Pergilah cucunya mengambil segenggam pku dan sebuah palu lalu ia mulai bergaul kembali dengan teman-temannya. Selama sebulan si kakek hanya mengamati dan melihat pohon yang tumbuh di muka rumah. Ada cuup banyak paku-paku yang tertancap disana. Tepat sebulan, si kakek memanggil si cucu dan kembali ngobrol.
”Apakah kamu merasakan perubahan?” si kakek membuka obrolan.
”Ya, ” jawb cucunya
”Bagaimana?” tanya si kakek
”Setiap kali marah, aku menancapkan paku dan menyalurkan kemarahanku pada paku di pohon. Setelah itu aku merenung, mengapa aku marah. Ada kalanya aku yang salah mengerti ucapan seseorang tapi adakalanya aku yang melukai perasaan orang lain. Saat sadar aku sudah melukai orang lain, aku segera minta maaf kek” Ujar si cucu menjelaskan
”Bagaimana jika orang lain yang membuatmu kesal?”
”Aku berusaha memaafkan dan tidak mengingatnya tapi kekesalanku tetap kusalurkan pada paku yang kutancapkan!” jawab cucunya.
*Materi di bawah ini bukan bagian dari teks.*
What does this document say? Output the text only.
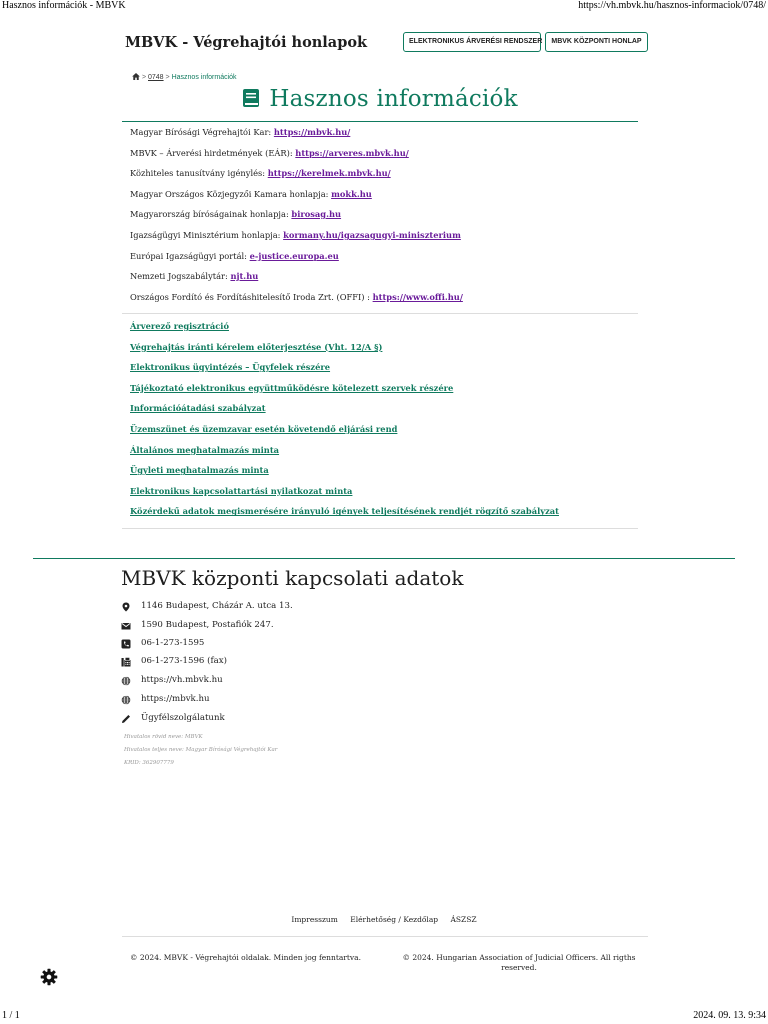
Hasznos információk - MBVK	https://vh.mbvk.hu/hasznos-informaciok/0748/
MBVK - Végrehajtói honlapok	ELEKTRONIKUS ÁRVERÉSI RENDSZER	MBVK KÖZPONTI HONLAP
> 0748 > Hasznos információk
Hasznos információk
Magyar Bírósági Végrehajtói Kar: https://mbvk.hu/
MBVK – Árverési hirdetmények (EÁR): https://arveres.mbvk.hu/
Közhiteles tanusítvány igénylés: https://kerelmek.mbvk.hu/
Magyar Országos Közjegyzői Kamara honlapja: mokk.hu
Magyarország bíróságainak honlapja: birosag.hu
Igazságügyi Minisztérium honlapja: kormany.hu/igazsagugyi-miniszterium
Európai Igazságügyi portál: e-justice.europa.eu
Nemzeti Jogszabálytár: njt.hu
Országos Fordító és Fordításhitelesítő Iroda Zrt. (OFFI) : https://www.offi.hu/
Árverező regisztráció
Végrehajtás iránti kérelem előterjesztése (Vht. 12/A §)
Elektronikus ügyintézés – Ügyfelek részére
Tájékoztató elektronikus együttműködésre kötelezett szervek részére
Információátadási szabályzat
Üzemszünet és üzemzavar esetén követendő eljárási rend
Általános meghatalmazás minta
Ügyleti meghatalmazás minta
Elektronikus kapcsolattartási nyilatkozat minta
Közérdekű adatok megismerésére irányuló igények teljesítésének rendjét rögzítő szabályzat
MBVK központi kapcsolati adatok
1146 Budapest, Cházár A. utca 13.
1590 Budapest, Postafiók 247.
06-1-273-1595
06-1-273-1596 (fax)
https://vh.mbvk.hu
https://mbvk.hu
Ügyfélszolgálatunk
Hivatalos rövid neve: MBVK
Hivatalos teljes neve: Magyar Bírósági Végrehajtói Kar
KRID: 362907779
Impresszum Elérhetőség / Kezdőlap ÁSZSZ
© 2024. MBVK - Végrehajtói oldalak. Minden jog fenntartva.	© 2024. Hungarian Association of Judicial Officers. All rigths reserved.
1 / 1	2024. 09. 13. 9:34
”Sekarang mari kita lihat berapa banyak paku yang sudah kamu tancApkan dalam sebulan!” ajak si kakek sambil berdiri. Lalu keduanya beriirngan menuju pohon di muka rumah. Si kakek. membiarkan cucunya menghitung paku, semunya berjumlah 16 paku. Lalu si kakek menyuruh cucunya untuk mencabut paku-paku itu.
”Apa yang tertinggal?” tanya si kakek
”Bekas-bekas paku, kek!” jawab si cucu
”Sebenarnya hubungan maaf memaafkan manusia seperti paku yang kamu tancapkan pada pohon itu. Sekalipun kamu sudah minta maaf dan memaafkan, luka bekas pertengkaran itu sendiri meninggalkan bekas yang tidak mudah hilang. Seperti jejak paku di pohon itu.
Kembali dalam kehidupan keseharian kita sebagai manusia yang selalu berhubungan dengan orang lain, kesalahan pahaman bisa terjadi, baik sengaja ataupun tidak. Itu artinya kita dituntut untuk berbesar hati memafkan. Tapi lagi-lagi karena kita manusia biasa yang penuh dengan rasa khilaf membuat seakan-akan ketidak sengajaan menjadi sesuatu yang dimaklumi.
Persoalannya, apakah kita mau berlapang dada dan berbesar hati memberi maaf?. Karena dalam hubungan timbal balik dalam kehidupan memberi maaf kelihatnnya lebih mudah daripada meminta maaf. Sebab memberi maaf yang tahu hanya diri kita sendiri, tuluskan maaf yang kita berikan? Sungguhkah kita tidak mempersoalkannya walau dalam hati?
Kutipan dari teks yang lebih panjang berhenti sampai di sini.